Namun, tidak lama setelah
itu, perasaan bersalah itu kembali menerpa. Rizki teringat akan Sofia, sahabat
yang selama ini selalu ada untuknya. Ia teringat pada tawa Sofia yang ceria,
semua cerita yang telah mereka bagi, dan bagaimana Sofia selalu mendukungnya
dalam segala hal. Rasa bersalah itu seakan membanjiri pikirannya, membuatnya
tidak bisa sepenuhnya menikmati waktu bersama Aisha.
“Apa kau baik-baik
saja?” Aisha bertanya, melihat ekspresi Rizki yang tiba-tiba berubah. Ia
merasakan ketegangan yang melanda Rizki. Rizki menarik napas dalam-dalam,
berusaha menata pikirannya.
“Aku... aku hanya
merasa ini semua salah,” Rizki mengakui. “Sofia adalah sahabatku. Dia tidak
layak mendapatkan ini.”
Aisha menunduk,
matanya berkaca-kaca. “Aku tahu, Rizki. Tapi perasaan kita satu sama lain tidak
bisa diabaikan. Kita tidak bisa terus bersembunyi selamanya.” Suaranya lembut
namun penuh ketegasan. Ia berusaha meyakinkan Rizki bahwa hubungan ini adalah
sesuatu yang berharga, meskipun mereka harus menyimpannya dari dunia luar.
Rizki menggenggam
tangan Aisha lebih erat, merasakan ketulusan dalam sentuhan itu. “Tapi kita
juga tidak bisa melukai orang lain. Kita harus memikirkan Sofia,” ujarnya,
suara penuh kekhawatiran.
“Lalu apa yang harus
kita lakukan?” Aisha bertanya, matanya menatap tajam ke dalam mata Rizki,
mencari jawaban. Rizki merasa terjepit antara dua hati yang ia
cintai—sahabatnya dan cintanya. Dalam hati, ia tahu bahwa ia tidak bisa terus
menjalani hidup dengan berbohong.
“Bagaimana jika kita
memberi jarak? Mungkin kita perlu waktu untuk berpikir,” Rizki mengusulkan.

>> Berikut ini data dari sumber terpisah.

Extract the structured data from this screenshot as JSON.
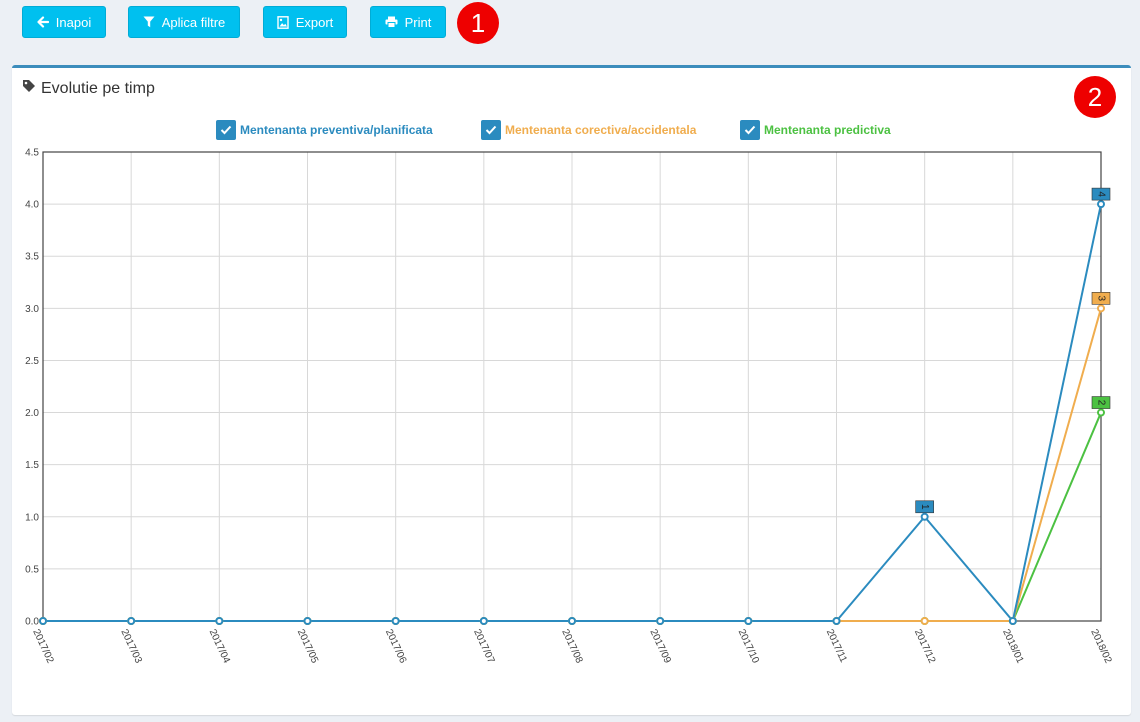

Dalam hatinya, ia merasa berat untuk mengatakannya. Ia tahu itu akan
menyakitkan Aisha, tetapi ia merasa tidak ada pilihan lain. Ia tidak ingin
menjadi penyebab kesedihan bagi Sofia, atau bagi Aisha.
Aisha menarik
tangannya dengan lembut, menyisakan jarak antara mereka. “Mungkin itu yang
terbaik,” katanya pelan, suaranya hampir tak terdengar. Rizki melihat mata
Aisha berkilau dengan air mata yang tidak tertahan. Melihat Aisha seperti itu
membuat hatinya semakin hancur. Dia ingin menghibur Aisha, tetapi ia juga tahu
bahwa keputusan ini mungkin satu-satunya jalan yang benar.
Malam semakin larut,
dan mereka berdua terdiam, tenggelam dalam pikiran masing-masing. Rizki merasa
seolah-olah waktu berjalan lambat, setiap detik terasa seperti selamanya.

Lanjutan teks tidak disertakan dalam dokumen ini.